La radioastronomie fait un bon en avant avec le réseau LOFAR, composé de dizaines de milliers d'antennes en Europe.

Un numéro spécial de la revue Astronomy & Astrophysics en août 2021 publie une série d’études livrant des images inédites, aussi spectaculaires que scientifiquement importantes : ce sont les images les plus détaillées jamais vues de galaxies lointaines.

C’est le résultat d’une décennie de recherches à partir du LOFAR — Low Frequency Array, un réseau de milliers d’antennes réparties en Europe, constituant ensemble le plus grand télescope du monde.

Image de la fusion entre deux galaxies, prises par radio avec le réseau LOFAR. // Source : LOFAR/Ramirez-Olivencia

Un niveau de détail inédit

Ces antennes sont des interféromètres : elles captent les fréquences radio. Or, les images qui nous viennent de l’Univers sont le résultat de divers rayonnements électromagnétiques, dont la longueur d’onde varie. La lumière « visible » n’est pas la plus précise quand l’on observe à des années-lumière, sa longueur d’onde est courte et offre peu de détails, d’autant plus que ces ondes peuvent être bloquées et perturbées sur leur chemin, par exemple par des nuages de gaz ou de poussières. En captant les ondes radio, les interféromètres peuvent apporter des images de zones qui, à nos yeux et aux lentilles des télescopes optiques, sembleraient bien sombres ou indiscernables. Cela permet de voir l’invisible, et la lumière à basse énergie.

Qui plus est, la combinaison de ces milliers de télescopes forme, virtuellement parlant, une lentille de 2 000 kilomètres de diamètre.
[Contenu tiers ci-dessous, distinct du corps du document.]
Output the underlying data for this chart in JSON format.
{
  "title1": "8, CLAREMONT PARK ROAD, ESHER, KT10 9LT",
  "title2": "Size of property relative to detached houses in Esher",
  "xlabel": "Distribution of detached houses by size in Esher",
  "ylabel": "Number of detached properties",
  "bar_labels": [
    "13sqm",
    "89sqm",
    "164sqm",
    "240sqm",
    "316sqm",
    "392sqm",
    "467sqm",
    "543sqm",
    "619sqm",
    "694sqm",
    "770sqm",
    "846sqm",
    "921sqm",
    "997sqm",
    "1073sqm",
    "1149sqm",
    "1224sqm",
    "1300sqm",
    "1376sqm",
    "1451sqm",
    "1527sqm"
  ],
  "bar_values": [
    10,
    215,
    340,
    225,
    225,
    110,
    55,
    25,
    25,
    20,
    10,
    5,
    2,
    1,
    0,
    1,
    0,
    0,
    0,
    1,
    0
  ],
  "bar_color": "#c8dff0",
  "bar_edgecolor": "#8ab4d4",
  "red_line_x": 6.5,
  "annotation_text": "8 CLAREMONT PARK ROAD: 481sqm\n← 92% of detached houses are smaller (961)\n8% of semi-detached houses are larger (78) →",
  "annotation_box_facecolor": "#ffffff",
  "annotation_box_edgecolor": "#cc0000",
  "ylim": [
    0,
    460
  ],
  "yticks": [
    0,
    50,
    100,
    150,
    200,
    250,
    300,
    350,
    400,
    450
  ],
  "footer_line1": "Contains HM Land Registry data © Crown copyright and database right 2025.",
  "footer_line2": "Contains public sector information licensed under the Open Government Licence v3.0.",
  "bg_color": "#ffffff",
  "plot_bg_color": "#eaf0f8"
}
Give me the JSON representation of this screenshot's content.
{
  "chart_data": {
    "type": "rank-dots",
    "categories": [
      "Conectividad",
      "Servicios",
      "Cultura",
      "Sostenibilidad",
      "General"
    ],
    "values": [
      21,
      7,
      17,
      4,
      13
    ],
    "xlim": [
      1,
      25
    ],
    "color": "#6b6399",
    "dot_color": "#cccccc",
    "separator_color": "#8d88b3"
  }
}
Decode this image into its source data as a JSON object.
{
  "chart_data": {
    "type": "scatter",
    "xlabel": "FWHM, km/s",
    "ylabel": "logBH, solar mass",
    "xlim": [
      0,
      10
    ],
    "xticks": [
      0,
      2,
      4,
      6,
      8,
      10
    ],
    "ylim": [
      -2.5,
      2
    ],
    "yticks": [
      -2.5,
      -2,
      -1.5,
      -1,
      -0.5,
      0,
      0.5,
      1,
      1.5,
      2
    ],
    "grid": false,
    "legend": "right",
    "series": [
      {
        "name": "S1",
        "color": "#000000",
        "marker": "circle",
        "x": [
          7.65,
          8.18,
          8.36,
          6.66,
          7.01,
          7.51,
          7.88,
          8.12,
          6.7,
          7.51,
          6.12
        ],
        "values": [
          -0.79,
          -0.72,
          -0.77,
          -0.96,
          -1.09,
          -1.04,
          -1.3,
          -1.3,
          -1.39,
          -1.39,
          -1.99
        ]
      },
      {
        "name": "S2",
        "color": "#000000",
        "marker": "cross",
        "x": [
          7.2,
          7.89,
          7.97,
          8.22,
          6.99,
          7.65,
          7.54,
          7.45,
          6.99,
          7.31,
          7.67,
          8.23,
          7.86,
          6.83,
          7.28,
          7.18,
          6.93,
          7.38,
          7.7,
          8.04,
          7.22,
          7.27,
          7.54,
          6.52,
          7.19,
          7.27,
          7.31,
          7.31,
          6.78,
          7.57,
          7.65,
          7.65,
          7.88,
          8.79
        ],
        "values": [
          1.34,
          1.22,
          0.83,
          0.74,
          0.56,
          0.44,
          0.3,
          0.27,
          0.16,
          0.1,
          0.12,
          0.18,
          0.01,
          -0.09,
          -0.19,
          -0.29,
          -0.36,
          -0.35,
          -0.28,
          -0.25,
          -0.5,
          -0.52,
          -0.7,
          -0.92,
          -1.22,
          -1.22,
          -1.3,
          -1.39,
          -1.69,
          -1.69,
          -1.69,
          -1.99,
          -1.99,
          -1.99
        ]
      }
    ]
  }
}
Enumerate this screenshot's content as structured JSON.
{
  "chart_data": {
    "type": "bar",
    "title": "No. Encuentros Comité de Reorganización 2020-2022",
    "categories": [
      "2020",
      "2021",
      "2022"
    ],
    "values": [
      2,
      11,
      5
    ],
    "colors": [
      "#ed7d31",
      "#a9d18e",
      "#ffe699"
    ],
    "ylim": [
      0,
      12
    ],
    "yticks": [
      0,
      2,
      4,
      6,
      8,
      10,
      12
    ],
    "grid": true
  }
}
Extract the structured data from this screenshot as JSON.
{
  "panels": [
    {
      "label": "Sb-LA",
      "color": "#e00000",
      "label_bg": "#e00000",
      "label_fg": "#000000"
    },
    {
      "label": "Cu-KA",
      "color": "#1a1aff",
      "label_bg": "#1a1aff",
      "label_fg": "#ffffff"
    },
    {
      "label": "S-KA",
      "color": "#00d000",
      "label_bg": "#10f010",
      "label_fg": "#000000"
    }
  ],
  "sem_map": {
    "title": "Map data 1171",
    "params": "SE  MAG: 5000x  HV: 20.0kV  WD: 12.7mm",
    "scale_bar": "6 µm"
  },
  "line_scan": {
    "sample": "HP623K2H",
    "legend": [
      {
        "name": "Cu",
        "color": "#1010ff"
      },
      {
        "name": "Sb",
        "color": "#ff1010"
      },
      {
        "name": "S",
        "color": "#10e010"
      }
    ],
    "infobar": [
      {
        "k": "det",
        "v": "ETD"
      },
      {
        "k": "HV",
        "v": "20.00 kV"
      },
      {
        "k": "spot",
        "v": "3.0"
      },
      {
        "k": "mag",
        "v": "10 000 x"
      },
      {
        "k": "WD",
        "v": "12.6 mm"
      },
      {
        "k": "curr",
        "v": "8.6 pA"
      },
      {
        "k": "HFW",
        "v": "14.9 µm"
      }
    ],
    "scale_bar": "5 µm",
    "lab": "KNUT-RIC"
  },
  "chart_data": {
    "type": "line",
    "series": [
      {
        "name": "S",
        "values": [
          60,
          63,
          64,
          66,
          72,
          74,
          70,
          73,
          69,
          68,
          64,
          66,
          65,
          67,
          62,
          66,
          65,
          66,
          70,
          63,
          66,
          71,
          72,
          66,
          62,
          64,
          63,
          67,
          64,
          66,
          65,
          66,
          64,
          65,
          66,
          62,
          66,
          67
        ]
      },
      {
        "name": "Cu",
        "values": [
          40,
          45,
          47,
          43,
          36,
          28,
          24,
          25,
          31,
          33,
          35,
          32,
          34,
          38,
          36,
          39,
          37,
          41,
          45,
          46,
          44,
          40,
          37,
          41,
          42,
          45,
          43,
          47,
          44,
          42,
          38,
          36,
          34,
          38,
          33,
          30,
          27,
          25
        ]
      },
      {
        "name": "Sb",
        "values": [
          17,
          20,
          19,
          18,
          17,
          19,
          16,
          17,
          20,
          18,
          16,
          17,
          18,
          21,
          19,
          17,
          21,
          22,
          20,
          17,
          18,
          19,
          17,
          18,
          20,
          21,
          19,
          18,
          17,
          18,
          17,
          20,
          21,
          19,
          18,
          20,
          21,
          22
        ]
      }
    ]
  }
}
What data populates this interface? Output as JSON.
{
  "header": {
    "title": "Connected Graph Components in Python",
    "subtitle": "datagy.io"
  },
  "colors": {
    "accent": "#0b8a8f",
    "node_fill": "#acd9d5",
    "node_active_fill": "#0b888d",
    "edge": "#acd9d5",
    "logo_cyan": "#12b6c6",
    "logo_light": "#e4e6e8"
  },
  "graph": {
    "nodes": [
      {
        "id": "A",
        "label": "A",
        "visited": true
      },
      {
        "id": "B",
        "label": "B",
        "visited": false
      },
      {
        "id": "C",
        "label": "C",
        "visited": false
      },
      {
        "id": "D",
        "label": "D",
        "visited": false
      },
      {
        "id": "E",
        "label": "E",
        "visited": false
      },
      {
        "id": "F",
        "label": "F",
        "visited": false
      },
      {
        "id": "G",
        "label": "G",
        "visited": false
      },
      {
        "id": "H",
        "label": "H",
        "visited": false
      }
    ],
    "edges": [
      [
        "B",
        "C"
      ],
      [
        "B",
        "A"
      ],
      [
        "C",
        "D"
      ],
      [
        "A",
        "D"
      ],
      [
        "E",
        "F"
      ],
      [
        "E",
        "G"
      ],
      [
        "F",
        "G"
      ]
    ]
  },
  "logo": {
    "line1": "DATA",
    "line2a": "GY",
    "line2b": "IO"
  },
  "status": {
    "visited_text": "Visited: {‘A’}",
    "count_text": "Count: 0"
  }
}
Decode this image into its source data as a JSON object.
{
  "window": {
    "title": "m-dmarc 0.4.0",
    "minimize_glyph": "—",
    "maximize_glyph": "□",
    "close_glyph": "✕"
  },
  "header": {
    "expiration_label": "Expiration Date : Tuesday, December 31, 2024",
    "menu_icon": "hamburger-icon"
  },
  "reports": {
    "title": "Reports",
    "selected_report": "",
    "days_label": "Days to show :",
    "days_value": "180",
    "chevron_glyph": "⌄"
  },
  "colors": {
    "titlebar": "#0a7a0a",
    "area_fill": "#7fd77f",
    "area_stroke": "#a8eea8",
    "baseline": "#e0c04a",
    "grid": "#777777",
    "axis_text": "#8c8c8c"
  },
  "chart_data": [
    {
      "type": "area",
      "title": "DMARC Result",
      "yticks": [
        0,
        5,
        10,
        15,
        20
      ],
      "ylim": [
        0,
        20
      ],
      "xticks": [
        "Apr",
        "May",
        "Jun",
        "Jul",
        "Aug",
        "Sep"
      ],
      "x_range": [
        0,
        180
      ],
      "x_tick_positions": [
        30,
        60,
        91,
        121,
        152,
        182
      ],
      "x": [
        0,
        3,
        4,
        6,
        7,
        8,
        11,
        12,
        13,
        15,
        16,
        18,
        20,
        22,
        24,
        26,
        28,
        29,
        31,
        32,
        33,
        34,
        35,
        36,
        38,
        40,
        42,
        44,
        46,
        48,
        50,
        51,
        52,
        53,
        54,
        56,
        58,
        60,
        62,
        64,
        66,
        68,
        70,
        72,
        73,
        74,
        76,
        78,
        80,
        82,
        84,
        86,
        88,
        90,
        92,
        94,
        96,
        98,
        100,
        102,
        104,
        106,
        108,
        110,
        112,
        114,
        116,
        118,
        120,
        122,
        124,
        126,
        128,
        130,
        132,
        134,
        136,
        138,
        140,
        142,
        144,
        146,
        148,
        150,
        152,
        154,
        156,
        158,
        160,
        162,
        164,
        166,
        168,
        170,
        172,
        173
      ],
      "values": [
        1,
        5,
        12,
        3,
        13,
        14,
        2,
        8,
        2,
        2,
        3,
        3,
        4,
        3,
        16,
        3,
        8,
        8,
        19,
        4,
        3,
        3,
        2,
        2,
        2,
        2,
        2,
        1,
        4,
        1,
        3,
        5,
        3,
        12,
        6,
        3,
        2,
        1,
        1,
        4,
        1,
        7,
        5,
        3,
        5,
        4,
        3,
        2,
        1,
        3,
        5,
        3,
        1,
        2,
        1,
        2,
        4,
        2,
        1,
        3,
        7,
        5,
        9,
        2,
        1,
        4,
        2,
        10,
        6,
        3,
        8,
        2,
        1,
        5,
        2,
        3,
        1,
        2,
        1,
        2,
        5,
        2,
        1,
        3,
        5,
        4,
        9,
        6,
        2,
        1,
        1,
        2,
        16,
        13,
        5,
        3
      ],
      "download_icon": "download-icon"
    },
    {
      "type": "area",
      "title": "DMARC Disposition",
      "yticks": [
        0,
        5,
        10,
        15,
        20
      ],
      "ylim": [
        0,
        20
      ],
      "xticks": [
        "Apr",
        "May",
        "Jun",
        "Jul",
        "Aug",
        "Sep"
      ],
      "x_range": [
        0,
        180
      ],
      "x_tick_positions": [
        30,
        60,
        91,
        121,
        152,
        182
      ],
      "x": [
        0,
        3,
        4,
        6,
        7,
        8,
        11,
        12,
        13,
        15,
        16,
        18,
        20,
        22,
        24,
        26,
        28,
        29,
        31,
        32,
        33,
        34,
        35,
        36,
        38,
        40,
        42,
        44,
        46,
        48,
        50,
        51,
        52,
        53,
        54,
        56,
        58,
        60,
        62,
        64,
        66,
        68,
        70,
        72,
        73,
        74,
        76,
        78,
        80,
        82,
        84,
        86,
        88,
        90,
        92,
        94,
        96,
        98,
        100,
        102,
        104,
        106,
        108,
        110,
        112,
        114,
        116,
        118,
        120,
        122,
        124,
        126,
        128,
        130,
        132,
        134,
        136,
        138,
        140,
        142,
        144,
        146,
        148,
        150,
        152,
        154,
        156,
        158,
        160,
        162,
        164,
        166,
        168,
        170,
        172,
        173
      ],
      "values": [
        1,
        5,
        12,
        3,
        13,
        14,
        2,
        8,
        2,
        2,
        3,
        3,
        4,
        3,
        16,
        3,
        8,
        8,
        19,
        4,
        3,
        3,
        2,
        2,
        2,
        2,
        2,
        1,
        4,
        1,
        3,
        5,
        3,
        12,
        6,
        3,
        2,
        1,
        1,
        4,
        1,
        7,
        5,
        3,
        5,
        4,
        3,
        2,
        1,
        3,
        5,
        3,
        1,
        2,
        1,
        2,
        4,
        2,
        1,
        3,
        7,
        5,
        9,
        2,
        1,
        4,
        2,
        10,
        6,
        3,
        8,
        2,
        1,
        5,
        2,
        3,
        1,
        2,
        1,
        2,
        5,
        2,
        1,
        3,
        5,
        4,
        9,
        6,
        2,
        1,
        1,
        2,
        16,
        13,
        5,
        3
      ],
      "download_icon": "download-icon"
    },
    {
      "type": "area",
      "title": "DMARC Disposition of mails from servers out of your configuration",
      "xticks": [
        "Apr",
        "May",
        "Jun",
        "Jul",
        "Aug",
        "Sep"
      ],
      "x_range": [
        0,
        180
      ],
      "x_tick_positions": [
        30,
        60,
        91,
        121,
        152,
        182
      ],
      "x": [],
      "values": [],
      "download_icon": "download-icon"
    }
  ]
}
Résultat : les images publiées dans cette série d’études, combinant les observations de 70 000 interféromètres, offrent un niveau de détail sans précédent sur ce spectre.

Sur le gif ci-dessous, vous pouvez observer la transition entre la résolution standard, où les galaxies se traduisent par des points très lumineux, et la résolution obtenue par cette collaboration internationale aux 70 000 antennes, où l’on distingue nettement les formes. La différence est frappante.

Véritables images de galaxies lointaines, d’abord vues avec la résolution classique, puis avec la résolution permise grâce à LOFAR. // Source : L.K. Morabito ; LOFAR Surveys KSP

Il ne s’agit pas là de simplement « prendre en photo » l’espace. Le réseau de télescopes LOFAR ne se contente pas de photographier les galaxies. La captation des ondes radio se traduit en données issues de ces milliers d’antennes, et il faut alors rassembler ces données pour former une image. Au-delà de la technologie même du télescope LOFAR, il y a donc un défi informatique : une seule image représente en soi 13 téraoctets/seconde de données brutes (l’équivalent de 300 DVDs). Pour traiter ces images, les scientifiques ont mobilisé des « superordinateurs », pour ramener les données à un seuil utilisable de quelques gigaoctets.

C’est ainsi que toute une série d’images, à des distances variées et différents niveaux de détails, a pu être obtenue après ce traitement massif de données :

Compilation d’images obtenues. // Source : LOFAR Team

Des mécanismes jusqu’alors invisibles

Un tel niveau de précision n’est pas que spectaculaire : cela offre aussi un outil précieux pour analyser, en détail, certains mécanismes au cœur des galaxies. Et justement, plusieurs papiers de recherche de cette série d’études s’intéressent aux trous noirs supermassifs présents au cœur des galaxies.

Cela permet notamment de voir les « jets » qu’ils émettent, et comment ils se propagent, car en temps normal, sur des longues d’onde de lumière visible, ils sont invisibles. «  Ces images haute résolution nous permettent de zoomer pour voir ce qui se passe réellement lorsque des trous noirs supermassifs lancent des ‘jets radio’, ce qui n’était pas possible auparavant. »

Image, obtenue grâce au télescope LOFAR, de la galaxie Hercules A. // Source : R. Timmerman ; LOFAR & Hubble Space Telescope

Certains papiers s’intéressent à d’autres aspects des galaxies. L’ensemble montre que ce type de technologies est un pas en avant pour la radioastronomie, laquelle permet de s’enfoncer un peu plus loin encore dans l’espace profond, pour en sonder, et si possible en comprendre, les mécanismes.